【弥彦村の企業では初】東陽理化学研究所が県内15番目のプラチナくるみん認定 従業員の子育てをサポート、「子ども参観日」の取り組みも

東陽理化学研究所の山賀稔栄取締役(写真左)と、新潟労働局の黒部恭志局長(写真右)

厚生労働省新潟労働局はこのほど、株式会社東陽理化学研究所(新潟県弥彦村)を従業員の子育て支援に力を入れる「プラチナくるみん認定企業」に認定した。5月29日には認定通知書交付式を開き、黒部恭志局長が同社の山賀稔栄取締役へ認定書を手渡した。なお、弥彦村の企業がプラチナくるみん認定を受けるのは初めて。

「くるみん認定」は子育てサポート企業として厚生労働大臣の認定を受けた証で、3段階の認定基準が設けられている。東陽理化学研究所が今回認定された「プラチナくるみん」はその最上位で、県内では15社目の認定となる。同社は2024年に「くるみん」認定を受け、今回はより上位である「プラチナ」に格上げされた形だ。

認定書交付の様子

取り組みについて解説する山賀取締役

東陽理化学研究所では、男性社員の育児休業取得率85%を達成したほか、育児短時間勤務制度の対象を、2025年から中学校就学前の子どもを養育する従業員まで拡大。また、子どもが親(従業員)の働いている様子を見学できる「子ども参観日」を実施するといった独自の取り組みも展開している。山賀取締役によると「職場と家庭をつなぐ取り組みにも力を入れており、子ども参観日は社員からとても人気のある取り組みの一つ」だという。このほか、詳しい取り組み内容については、下記の新潟労働局の発表から確認できる。

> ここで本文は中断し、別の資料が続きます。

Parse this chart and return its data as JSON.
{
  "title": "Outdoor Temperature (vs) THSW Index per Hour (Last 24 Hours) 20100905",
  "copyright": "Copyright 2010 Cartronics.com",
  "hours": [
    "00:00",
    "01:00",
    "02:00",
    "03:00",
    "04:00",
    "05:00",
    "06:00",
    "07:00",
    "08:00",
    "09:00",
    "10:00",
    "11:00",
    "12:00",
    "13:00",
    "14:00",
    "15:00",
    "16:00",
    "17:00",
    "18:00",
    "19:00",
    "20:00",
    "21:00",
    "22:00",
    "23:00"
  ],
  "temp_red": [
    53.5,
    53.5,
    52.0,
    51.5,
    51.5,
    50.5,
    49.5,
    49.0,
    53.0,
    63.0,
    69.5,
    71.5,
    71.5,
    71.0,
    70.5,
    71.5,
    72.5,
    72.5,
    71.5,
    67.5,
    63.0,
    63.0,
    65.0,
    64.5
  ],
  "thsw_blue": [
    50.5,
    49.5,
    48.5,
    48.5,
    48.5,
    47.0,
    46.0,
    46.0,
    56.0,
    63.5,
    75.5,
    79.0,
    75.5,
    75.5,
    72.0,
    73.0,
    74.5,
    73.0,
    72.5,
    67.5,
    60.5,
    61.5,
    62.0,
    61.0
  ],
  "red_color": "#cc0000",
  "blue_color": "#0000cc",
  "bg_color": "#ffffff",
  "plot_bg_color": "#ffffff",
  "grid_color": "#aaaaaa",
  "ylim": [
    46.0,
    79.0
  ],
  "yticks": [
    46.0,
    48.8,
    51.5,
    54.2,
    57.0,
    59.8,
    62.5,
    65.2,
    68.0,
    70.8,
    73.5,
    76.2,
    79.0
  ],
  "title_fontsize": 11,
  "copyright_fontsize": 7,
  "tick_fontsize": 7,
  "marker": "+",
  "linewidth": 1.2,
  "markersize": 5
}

山賀取締役は自社の働き方の改革について「やはり、仕事が忙しいと有給休暇を取りづらい風潮があったが、それを変えるために力を入れ、今では気兼ねなく有給を取れる風土がしっかりとできた。休日も増やしており、社員だけでなく、新卒採用の場でも大きな強みになっている」と話す。そして、「今回の認定をゴールとせず、これからも社員が安心して長く幸せに働ける職場づくりを進めていきたい」と語った。

黒部局長は「少子化が進んでおり、新潟県でも出生数や若者の県外流出が問題になっている。こうした中、県内企業が生き残るためには働きやすい環境を整えることが必要。今後、東陽理化学研究所には県内企業を牽引していっていただきたい」と期待を述べた。